Also zunächst einmal ist es natürlich was ganz anderes für den Nachwuchs, ob die Brust neben ihm liegt und er aus für ihn unverständlichen Gründen nicht ran darf obwohl er deutlich zu verstehen gibt, dass er ran will.
Soll heissen: Es ist ungleich schwerer, wenn du deinen Sohn ohne Brust ins Bett bringen willst, als wenn dein Mann das versucht.
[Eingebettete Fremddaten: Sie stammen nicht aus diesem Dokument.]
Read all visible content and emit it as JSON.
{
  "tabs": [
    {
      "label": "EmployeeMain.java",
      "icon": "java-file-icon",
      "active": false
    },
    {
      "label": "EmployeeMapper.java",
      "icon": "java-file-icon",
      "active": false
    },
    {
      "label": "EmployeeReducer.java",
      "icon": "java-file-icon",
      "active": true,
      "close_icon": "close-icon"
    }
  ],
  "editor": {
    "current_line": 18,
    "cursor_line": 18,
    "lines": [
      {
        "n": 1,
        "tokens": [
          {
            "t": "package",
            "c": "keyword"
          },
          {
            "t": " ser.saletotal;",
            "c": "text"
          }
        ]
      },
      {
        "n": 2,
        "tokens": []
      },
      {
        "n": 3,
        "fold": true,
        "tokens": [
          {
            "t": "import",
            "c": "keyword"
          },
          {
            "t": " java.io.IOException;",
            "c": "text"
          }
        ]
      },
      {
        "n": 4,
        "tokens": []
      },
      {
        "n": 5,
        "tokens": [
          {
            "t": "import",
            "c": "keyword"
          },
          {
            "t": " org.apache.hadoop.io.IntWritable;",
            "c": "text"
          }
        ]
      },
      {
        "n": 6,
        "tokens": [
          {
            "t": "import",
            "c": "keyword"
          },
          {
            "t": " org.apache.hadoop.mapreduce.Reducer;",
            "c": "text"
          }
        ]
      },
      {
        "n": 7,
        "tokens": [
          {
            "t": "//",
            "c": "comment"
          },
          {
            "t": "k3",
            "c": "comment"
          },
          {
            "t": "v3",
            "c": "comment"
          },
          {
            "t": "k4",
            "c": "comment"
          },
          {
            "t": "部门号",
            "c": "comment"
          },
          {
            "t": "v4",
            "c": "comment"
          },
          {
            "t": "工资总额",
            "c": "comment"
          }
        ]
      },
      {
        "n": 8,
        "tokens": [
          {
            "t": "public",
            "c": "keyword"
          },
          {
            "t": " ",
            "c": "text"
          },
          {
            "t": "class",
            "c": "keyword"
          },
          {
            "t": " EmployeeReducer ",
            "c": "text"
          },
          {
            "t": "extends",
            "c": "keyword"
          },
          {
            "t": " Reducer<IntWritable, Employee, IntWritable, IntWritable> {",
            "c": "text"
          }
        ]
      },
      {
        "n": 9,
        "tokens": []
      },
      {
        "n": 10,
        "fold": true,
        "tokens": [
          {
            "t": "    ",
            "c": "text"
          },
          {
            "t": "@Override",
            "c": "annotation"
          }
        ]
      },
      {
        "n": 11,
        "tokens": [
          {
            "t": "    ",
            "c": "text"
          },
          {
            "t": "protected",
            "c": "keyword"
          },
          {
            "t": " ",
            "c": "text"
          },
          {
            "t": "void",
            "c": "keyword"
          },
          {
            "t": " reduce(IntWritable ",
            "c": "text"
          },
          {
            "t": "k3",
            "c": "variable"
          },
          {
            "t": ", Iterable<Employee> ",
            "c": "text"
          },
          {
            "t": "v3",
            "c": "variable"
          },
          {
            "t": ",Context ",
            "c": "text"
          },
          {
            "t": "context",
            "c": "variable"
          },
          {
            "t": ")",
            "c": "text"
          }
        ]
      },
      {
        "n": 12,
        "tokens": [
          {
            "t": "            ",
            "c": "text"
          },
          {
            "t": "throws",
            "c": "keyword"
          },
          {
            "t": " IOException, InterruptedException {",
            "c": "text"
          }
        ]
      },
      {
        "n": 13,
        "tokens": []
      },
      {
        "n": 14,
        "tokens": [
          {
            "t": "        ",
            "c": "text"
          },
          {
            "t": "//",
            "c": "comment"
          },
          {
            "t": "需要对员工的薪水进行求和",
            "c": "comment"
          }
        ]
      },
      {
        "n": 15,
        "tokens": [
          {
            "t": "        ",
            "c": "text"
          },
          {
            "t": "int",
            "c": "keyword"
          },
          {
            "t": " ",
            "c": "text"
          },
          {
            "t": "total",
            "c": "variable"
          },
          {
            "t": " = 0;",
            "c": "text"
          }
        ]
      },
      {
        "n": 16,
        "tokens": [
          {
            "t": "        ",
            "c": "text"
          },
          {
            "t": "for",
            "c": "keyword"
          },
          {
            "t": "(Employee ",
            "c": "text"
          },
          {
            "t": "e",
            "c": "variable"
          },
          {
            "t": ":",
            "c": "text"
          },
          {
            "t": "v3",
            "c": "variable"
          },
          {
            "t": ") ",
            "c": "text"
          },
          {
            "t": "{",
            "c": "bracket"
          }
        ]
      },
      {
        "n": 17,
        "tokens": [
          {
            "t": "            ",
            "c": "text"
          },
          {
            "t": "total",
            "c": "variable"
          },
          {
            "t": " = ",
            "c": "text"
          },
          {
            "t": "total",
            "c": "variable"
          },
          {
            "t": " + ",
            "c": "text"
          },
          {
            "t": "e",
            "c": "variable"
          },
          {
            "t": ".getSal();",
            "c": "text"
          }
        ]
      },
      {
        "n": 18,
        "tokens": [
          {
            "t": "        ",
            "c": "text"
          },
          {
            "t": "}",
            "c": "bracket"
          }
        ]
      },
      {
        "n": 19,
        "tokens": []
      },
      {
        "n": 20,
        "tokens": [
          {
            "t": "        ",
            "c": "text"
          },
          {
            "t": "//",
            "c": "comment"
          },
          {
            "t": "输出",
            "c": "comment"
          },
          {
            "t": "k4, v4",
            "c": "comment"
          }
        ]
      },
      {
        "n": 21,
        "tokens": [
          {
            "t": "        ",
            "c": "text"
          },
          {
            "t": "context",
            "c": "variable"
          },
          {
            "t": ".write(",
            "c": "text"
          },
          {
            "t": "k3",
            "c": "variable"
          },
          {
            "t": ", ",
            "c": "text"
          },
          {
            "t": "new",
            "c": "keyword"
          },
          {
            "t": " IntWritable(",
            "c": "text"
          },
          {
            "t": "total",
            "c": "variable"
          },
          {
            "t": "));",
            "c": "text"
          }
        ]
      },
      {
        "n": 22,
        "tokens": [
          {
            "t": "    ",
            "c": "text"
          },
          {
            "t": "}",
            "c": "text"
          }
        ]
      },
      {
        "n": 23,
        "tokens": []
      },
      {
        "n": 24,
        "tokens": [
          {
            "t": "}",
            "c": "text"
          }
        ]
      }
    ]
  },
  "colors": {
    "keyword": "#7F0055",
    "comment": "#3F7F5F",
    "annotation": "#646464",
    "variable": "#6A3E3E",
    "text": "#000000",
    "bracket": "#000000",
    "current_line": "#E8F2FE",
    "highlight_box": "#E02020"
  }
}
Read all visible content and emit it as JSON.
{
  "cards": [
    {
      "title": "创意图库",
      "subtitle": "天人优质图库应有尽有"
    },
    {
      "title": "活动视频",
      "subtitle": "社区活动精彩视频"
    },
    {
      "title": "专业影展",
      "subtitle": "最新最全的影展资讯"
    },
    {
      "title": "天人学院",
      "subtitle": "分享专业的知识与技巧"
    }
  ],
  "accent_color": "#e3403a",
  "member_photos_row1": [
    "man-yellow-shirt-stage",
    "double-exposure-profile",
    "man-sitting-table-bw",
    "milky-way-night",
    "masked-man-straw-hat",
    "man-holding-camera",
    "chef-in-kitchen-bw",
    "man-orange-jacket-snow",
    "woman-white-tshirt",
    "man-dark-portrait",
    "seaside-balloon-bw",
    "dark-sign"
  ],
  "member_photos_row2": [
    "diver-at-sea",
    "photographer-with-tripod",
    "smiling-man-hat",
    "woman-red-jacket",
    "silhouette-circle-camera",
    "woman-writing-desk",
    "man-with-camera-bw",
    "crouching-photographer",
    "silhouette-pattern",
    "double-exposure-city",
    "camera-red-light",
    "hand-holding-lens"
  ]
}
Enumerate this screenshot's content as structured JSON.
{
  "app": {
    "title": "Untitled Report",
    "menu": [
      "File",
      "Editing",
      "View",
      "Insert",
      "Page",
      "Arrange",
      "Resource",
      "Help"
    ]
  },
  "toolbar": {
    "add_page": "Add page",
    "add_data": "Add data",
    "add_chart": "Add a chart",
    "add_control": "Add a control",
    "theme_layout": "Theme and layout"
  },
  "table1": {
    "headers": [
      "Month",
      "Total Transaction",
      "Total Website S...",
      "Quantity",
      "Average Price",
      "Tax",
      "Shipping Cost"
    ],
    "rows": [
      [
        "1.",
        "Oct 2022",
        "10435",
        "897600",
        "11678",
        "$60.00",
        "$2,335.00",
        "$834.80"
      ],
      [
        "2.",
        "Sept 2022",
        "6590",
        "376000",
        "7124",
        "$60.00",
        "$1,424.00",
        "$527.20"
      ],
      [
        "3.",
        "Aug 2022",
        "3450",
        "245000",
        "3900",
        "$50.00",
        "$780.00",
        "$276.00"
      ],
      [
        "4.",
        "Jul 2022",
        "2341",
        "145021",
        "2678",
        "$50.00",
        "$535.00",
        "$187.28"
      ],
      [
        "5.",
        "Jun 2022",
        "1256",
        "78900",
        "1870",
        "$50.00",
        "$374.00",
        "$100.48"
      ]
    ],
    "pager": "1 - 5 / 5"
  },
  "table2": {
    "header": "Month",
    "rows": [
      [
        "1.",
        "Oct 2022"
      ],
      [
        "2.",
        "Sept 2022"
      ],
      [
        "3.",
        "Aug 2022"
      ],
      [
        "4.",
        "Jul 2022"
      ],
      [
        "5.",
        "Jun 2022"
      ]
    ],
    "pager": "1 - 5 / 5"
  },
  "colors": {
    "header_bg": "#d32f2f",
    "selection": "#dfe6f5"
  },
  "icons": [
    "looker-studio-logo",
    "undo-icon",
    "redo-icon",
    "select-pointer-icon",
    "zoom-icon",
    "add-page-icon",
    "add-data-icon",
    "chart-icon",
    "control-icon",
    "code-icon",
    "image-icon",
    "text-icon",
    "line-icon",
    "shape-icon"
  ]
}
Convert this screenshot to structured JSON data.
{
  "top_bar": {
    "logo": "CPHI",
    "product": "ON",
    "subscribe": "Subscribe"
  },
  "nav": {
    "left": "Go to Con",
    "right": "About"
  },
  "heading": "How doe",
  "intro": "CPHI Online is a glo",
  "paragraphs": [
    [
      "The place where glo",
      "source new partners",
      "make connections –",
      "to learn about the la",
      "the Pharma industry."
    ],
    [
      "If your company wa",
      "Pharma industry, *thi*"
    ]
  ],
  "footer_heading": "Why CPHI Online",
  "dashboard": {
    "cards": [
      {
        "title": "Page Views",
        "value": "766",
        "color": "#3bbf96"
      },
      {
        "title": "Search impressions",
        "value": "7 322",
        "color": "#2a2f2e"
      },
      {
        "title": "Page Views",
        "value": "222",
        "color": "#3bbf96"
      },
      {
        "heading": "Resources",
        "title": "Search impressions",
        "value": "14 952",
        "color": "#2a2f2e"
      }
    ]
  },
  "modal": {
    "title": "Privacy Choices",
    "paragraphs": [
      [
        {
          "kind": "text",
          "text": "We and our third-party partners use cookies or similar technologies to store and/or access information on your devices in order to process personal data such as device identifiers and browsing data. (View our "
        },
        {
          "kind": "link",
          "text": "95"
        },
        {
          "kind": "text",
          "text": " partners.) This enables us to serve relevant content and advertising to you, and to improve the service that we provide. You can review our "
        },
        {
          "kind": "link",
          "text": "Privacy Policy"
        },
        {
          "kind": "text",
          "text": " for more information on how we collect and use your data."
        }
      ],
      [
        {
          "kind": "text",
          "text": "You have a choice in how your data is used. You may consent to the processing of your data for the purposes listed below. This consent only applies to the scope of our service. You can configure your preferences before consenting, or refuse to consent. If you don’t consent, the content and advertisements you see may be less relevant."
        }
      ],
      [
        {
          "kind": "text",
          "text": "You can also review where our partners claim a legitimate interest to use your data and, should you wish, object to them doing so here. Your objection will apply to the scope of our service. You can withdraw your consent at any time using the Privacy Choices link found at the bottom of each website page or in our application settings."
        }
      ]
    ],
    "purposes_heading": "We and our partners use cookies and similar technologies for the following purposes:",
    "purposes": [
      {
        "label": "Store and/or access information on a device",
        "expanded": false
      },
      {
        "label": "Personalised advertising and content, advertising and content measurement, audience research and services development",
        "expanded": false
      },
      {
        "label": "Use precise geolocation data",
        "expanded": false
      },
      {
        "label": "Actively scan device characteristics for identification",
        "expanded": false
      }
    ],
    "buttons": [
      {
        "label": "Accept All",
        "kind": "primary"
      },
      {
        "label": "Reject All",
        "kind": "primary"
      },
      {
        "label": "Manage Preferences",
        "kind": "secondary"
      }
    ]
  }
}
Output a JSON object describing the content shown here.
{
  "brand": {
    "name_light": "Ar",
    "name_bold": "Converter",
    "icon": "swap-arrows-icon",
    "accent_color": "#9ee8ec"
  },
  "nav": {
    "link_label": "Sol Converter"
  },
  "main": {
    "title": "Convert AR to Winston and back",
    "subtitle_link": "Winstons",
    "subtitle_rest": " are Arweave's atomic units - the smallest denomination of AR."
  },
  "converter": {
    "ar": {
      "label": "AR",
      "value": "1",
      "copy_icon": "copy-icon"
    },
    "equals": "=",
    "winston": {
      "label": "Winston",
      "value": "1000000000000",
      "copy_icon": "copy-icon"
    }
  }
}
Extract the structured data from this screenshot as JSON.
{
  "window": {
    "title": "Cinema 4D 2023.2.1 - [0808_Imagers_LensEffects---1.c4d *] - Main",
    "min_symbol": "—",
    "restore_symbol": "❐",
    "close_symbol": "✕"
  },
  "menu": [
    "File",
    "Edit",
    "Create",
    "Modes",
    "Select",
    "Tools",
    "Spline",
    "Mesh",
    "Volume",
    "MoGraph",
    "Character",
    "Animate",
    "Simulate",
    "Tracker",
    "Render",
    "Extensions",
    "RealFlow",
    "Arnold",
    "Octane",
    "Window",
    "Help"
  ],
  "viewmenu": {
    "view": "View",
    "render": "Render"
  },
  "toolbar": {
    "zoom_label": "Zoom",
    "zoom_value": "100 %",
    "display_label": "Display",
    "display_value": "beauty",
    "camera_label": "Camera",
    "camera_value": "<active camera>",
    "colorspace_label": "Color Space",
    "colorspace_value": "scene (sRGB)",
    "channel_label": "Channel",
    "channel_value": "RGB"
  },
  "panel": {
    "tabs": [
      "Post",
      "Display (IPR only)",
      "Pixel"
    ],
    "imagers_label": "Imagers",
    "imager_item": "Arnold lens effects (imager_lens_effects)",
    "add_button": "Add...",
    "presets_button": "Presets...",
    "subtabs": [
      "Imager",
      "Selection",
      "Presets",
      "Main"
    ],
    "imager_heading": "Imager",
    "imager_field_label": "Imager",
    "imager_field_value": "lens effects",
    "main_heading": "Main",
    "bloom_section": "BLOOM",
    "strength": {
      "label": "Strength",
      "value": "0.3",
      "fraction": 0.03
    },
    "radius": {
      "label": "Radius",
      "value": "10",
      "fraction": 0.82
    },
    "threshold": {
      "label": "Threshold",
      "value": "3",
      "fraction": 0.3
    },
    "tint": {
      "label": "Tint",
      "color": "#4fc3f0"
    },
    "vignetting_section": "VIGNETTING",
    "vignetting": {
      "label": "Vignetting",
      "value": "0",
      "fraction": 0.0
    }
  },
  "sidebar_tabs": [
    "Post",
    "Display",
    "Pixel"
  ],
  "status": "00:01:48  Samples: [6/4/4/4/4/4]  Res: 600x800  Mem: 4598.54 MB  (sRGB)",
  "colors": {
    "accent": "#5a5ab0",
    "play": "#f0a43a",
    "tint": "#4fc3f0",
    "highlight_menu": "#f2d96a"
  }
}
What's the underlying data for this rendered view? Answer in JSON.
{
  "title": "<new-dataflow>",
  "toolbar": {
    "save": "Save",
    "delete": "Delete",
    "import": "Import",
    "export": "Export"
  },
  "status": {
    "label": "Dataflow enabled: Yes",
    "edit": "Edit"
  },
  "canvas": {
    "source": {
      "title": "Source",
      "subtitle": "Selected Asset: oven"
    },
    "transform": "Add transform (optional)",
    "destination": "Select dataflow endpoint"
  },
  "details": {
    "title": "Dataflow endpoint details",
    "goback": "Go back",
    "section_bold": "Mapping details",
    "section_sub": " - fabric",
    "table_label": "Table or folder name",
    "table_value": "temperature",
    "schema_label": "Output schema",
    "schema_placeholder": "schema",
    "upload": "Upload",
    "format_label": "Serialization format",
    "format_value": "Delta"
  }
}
Dann ist die Mama nicht da, da lässt er sich bestimmt drüber hinwegtrösten.

Das gleiche Problem hatten wir auch, allerdings wollte ich einfach, dass mein Mann auch mal unsere Tochter ins Bett bringen kann, so dass ich abends auch mal mit gutem Gewissen aus dem Haus gehen kann und mir keine Gedanken machen muss, ob meine Tochter sich in den Schlaf weinen muss oder nicht.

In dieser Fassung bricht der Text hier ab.